The countdown to Baby Perla’s highly anticipated arrival is closing in! Unless Baby Perla is an expert gymnast and can somersault its way through the obstacle course into the “head down” position, the C Section date is set for Dec.10. That is under 5 weeks away!
I am at the point right now where I want this baby out of me, yesterday. I am uncomfortable all the time, I lost count at how many times I get up to go to the bathroom each night and my hips feel like they are going to dislodge from my pelvis. As much as I complain about how uncomfortable I am and how I so want to be done being pregnant, I can’t help but think that my life will never be this easy again – ever.
Let me explain. Right now, Baby Perla goes everywhere I go; we’re a package “Kangaroo-like” deal. I don’t have to worry about packing a bag each time we leave the house. I don’t have to think about bundling a baby up each time we go anywhere. The baby is warm, quiet, happy, quiet and content inside the womb, did I mention quiet? My body feeds the baby on its own. I can go to work, go shopping and go to Doctor appointments with ease (except getting in and out of the car). Once Baby Perla arrives, he/she will still be going everywhere with me, but with much more gear, equipment and difficulty!
Although my everyday life has not changed much, it will in a few short weeks. I am okay with that, in fact, I can’t wait for it all to change. Yes, some things will be more challenging then they are now.
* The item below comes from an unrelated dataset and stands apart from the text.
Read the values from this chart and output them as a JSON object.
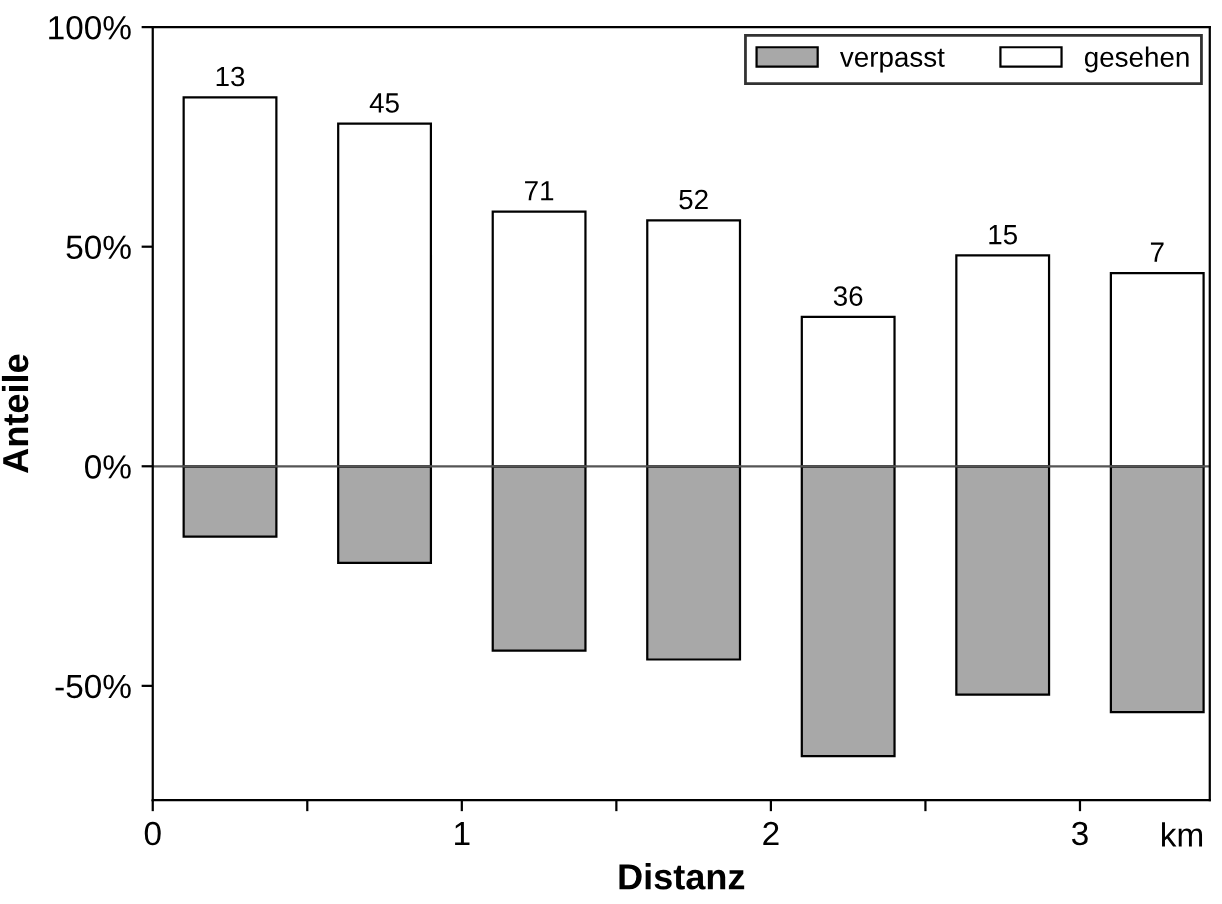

My life will be completely turned upside down. I am a creature of habit, so all my routines will go out the window. But, what other time in life can you be so excited for your life to change so drastically?
Although parts of my everyday life may be simple right now, I am aware that it will all change. And that is okay because something is missing right now from our family. That something will make its entrance into my and Brian's life and fill every ounce of our hearts with love.